A front-tracking immersed-boundary framework for simulating Lagrangian melting problems

TL;DR

This paper introduces a novel front-tracking immersed-boundary numerical framework for simulating Lagrangian melting problems, incorporating a dynamic remeshing technique to accurately track volume changes during phase transition.

Contribution

It extends the moving least squares immersed-boundary method to include melting by implementing the Stefan condition and introduces a scalable, volume-conserving remeshing procedure for Lagrangian solids.

Findings

Successfully simulates melting with accurate volume tracking.

Develops a dynamic remeshing method with negligible computational cost.

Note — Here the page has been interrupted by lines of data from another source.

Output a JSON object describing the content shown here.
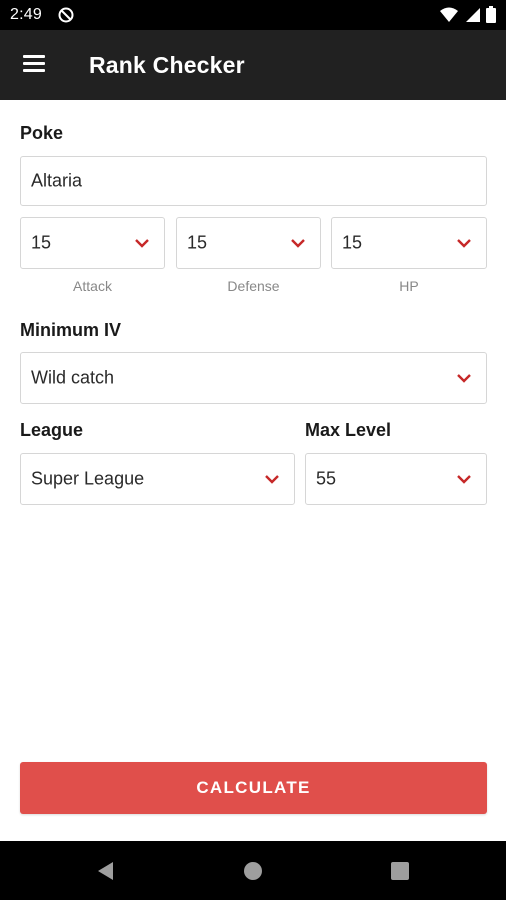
{
  "status": {
    "time": "2:49"
  },
  "app": {
    "title": "Rank Checker"
  },
  "form": {
    "poke_label": "Poke",
    "poke_value": "Altaria",
    "stats": [
      {
        "value": "15",
        "label": "Attack"
      },
      {
        "value": "15",
        "label": "Defense"
      },
      {
        "value": "15",
        "label": "HP"
      }
    ],
    "min_iv_label": "Minimum IV",
    "min_iv_value": "Wild catch",
    "league_label": "League",
    "league_value": "Super League",
    "max_level_label": "Max Level",
    "max_level_value": "55",
    "calculate_label": "CALCULATE"
  },
  "colors": {
    "accent": "#e04f4b",
    "app_bar": "#212121",
    "chevron": "#c62828"
  }
}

Ensures volume conservation to machine precision during remeshing.

Abstract

In so-called Lagrangian melting problems, a solid immersed in a fluid medium is free to rotate and translate in tandem with its phase-change from solid to liquid. Such configurations may be classified as a fluid-solid interaction (FSI) problem coupled to phase-change. Our present work proposes a numerical method capable of simulating these Lagrangian melting problems and adopts a front-tracking immersed-boundary (IB) method. We use the moving least squares IB framework, a well-established method for simulating a diverse range of FSI problems and extend this framework to accommodate melting by additionally imposing the Stefan condition at the interface. In the spirit of canonical front-tracking methods, the immersed solid is represented by a discrete triangulated mesh which is separate from the Eulerian mesh in which the governing flow equations are solved. A known requirement for these methods is the need for comparable Eulerian and Lagrangian grid spacings to stabilise interpolation and spreading operations between the two grids. For a melting object, this requirement is inevitably violated unless interventional remeshing is introduced. Our work therefore presents a novel dynamic remeshing procedure to overcome this. The remeshing is based on a gradual coarsening of the triangulated Lagrangian mesh and amounts to a negligible computational burden per timestep owing to the incremental and local nature of its operations, making it a scalable approach. Moreover, the coarsening is coupled to a volume-conserving smoothing procedure detailed by Kuprat et al. (2001), ensuring a zero net volume change in the remeshing step to machine precision. This added feature makes our present method highly specialised to the study of melting problems, where precise measurements of the melting solid's volume is often the primary predictive quantity of interest.